The Government and the Labour Party buried their differences and pledged to work together to rebuild Christchurch after Parliament today passed legislation granting unprecedented powers to authorities responsible for getting the job done.

Ministers and the Canterbury Earthquake Recovery Authority will be able to cut through laws that would hold up the rebuild and make decisions about the future of homes and buildings.

With powers that have been described as "wartime", they can compulsorily purchase properties and decide the future viability of streets and suburbs.

Earthquake Recovery Minister Gerry Brownlee clashed with Labour earlier today over the way amendments to the bill had been drafted at the last minute and passed under urgency without the usual amount of close scrutiny.

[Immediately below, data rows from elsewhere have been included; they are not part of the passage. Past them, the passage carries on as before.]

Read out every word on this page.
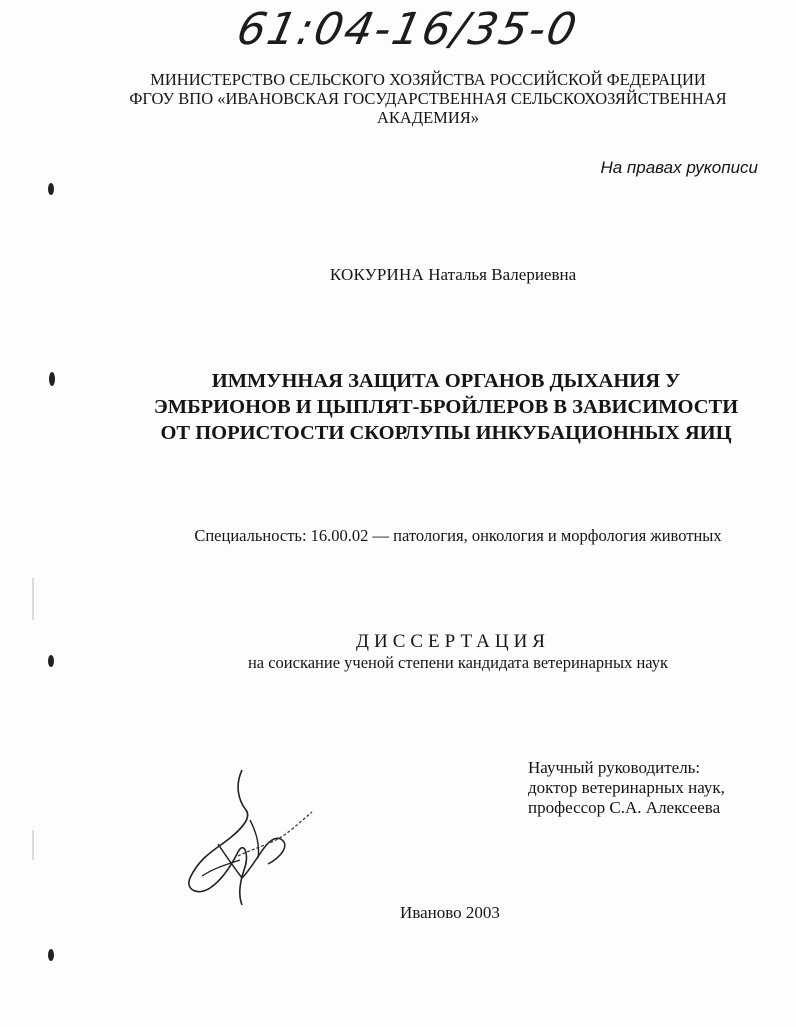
61:04-16/35-0
МИНИСТЕРСТВО СЕЛЬСКОГО ХОЗЯЙСТВА РОССИЙСКОЙ ФЕДЕРАЦИИ
ФГОУ ВПО «ИВАНОВСКАЯ ГОСУДАРСТВЕННАЯ СЕЛЬСКОХОЗЯЙСТВЕННАЯ
АКАДЕМИЯ»
На правах рукописи
КОКУРИНА Наталья Валериевна
ИММУННАЯ ЗАЩИТА ОРГАНОВ ДЫХАНИЯ У
ЭМБРИОНОВ И ЦЫПЛЯТ-БРОЙЛЕРОВ В ЗАВИСИМОСТИ
ОТ ПОРИСТОСТИ СКОРЛУПЫ ИНКУБАЦИОННЫХ ЯИЦ
Специальность: 16.00.02 — патология, онкология и морфология животных
ДИССЕРТАЦИЯ
на соискание ученой степени кандидата ветеринарных наук
Научный руководитель:
доктор ветеринарных наук,
профессор С.А. Алексеева
Иваново 2003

Most of more than 30 changes to the bill were the result of a rushed select committee hearing in Christchurch yesterday, and most of them dealt with arrangements for consultation and compensation.

"I want to express my great confidence that we will emerge from this event a very, very strong city and we will have a CBD that will be one of the safest places in the southern hemisphere to live," Mr Brownlee said during the third reading debate on the bill.

"While we can have a bit of acrimony about process, going forward we do need a lot more unity and it is my intention to engage properly in the cross-party forum."

Mr Brownlee gave a commitment that the community forum which will be set up to consult with authorities would be truly representative, and would be listened to.

Labour's earthquake recovery spokesman, Clayton Cosgrove, said Labour's commitment to working with the Government had been sorely tested.

"We want the best outcome for Cantabrians and despite our grave concerns, we will continue to work with the Government to try to make this legislation work for the good of all our communities," he said.

The Green Party voted against the bill because it believes the powers granted under it are too strong.

"An extraordinary event doesn't require extraordinary powers," said MP Kennedy Graham.

"It requires extraordinary effort and commitment."

Mr Graham said Parliament needed two weeks to debate the legislation properly.

Parliament's two independent MPs, Chris Carter and Hone Harawira, also opposed it and the the Canterbury Earthquake Recovery Bill was passed by 109 votes to 11.